Langkah-langkah Pengoperasian Penguji Tegangan Tahan DC

May 03, 2024

1. Integritas alat uji tegangan tahan DC harus diperiksa sebelum digunakan. Kabel penghubung tidak boleh putus atau mengalami hubungan arus pendek, dan peralatan tidak boleh mengalami kerusakan seperti retak.
2. Letakkan rangka dan pengganda tegangan pada posisi yang sesuai dan sambungkan kabel, kabel pembumian, dan kabel daya secara berurutan. Kabel pembumian pelindung, kabel pembumian kerja, dan kabel pembumian batang pelepasan harus disambungkan ke kabel pembumian benda uji secara terpisah (yaitu, pembumian satu titik). Dilarang keras menyambungkan kabel pembumian secara seri. Untuk tujuan ini, kabel pembumian khusus ZGF harus digunakan.
3. Letakkan sakelar daya pada posisi mati dan periksa apakah potensiometer pengatur tegangan harus berada pada posisi nol. Nilai pengaturan proteksi tegangan lebih umumnya 1,1 kali tegangan uji.
4. Pengaturan proteksi tegangan lebih deteksi peningkatan tanpa beban bersifat sensitif.
5. Nyalakan sakelar daya, dan lampu hijau akan menyala, yang menunjukkan daya telah menyala.
6. Tekan tombol merah, dan lampu merah menyala, yang menunjukkan tegangan tinggi menyala.
7. Secara perlahan sesuaikan potensiometer pengatur tegangan searah jarum jam, dan ujung keluaran akan mulai menaikkan tegangan dari nol. Setelah tegangan mencapai tegangan yang dibutuhkan, catat pembacaan amperemeter pada waktu yang ditentukan, dan periksa apakah ada fenomena dan suara abnormal di kotak kontrol dan saluran keluaran tegangan tinggi.
8. Kurangi tegangan. Setelah mengembalikan potensiometer pengatur tegangan ke nol, segera tekan tombol hijau untuk memutus tegangan tinggi dan matikan sakelar daya.
9. Lakukan uji kebocoran dan uji ketahanan tegangan DC pada produk uji. Setelah uji pemeriksaan memastikan tidak ada kelainan pada alat uji, uji kebocoran dan uji ketahanan tegangan DC pada produk uji dapat dimulai. Hubungkan produk uji, kabel ground, dll., dan nyalakan daya setelah memeriksa apakah semuanya sudah benar.

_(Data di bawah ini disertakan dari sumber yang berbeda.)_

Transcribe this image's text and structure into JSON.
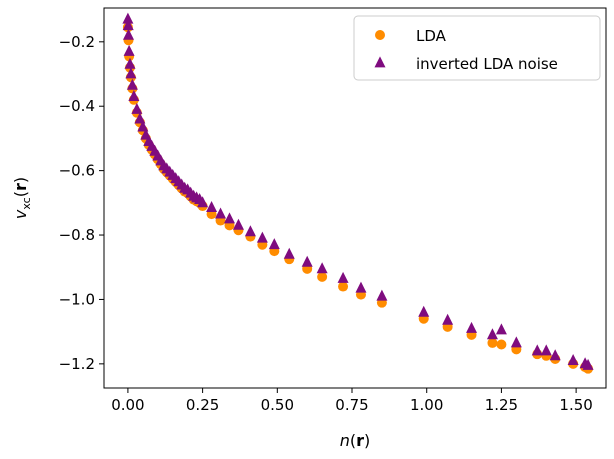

10. Tingkatkan ke voltase atau arus yang diperlukan. Kecepatan peningkatan sebaiknya berupa voltase uji 35KV per detik. Untuk produk uji kapasitansi besar, perlu juga memantau arus pengisian amperemeter untuk memastikan tidak melebihi arus pengisian maksimum penguji. Untuk produk uji kapasitansi kecil seperti penangkal petir seng oksida dan penangkal sambaran magnet, pertama-tama tingkatkan voltase (catu daya) hingga 95%, lalu perlahan dan hati-hati tingkatkan ke voltase (arus) yang diperlukan, lalu baca nilai voltase (arus) dari tampilan digital. Jika Anda perlu mengukur 0,75UDC1mA untuk penangkal petir seng oksida, pertama-tama tingkatkan ke nilai voltase UDC~1mA, lalu tekan tombol kuning, maka voltase akan turun hingga 75% dari aslinya dan pertahankan keadaan ini. Pada saat ini, angka mikroampere dapat dibaca. Setelah pengukuran selesai, potensiometer voltase kembali ke nol berlawanan arah jarum jam dan tekan tombol hijau. Tekan tombol merah ketika Anda perlu meningkatkan voltase lagi.
Jika perlu, gunakan pembagi tegangan tinggi eksternal untuk membandingkan indikasi tegangan tinggi DC pada kotak kontrol.
11. Setelah pengujian selesai, kurangi tegangan dan matikan daya.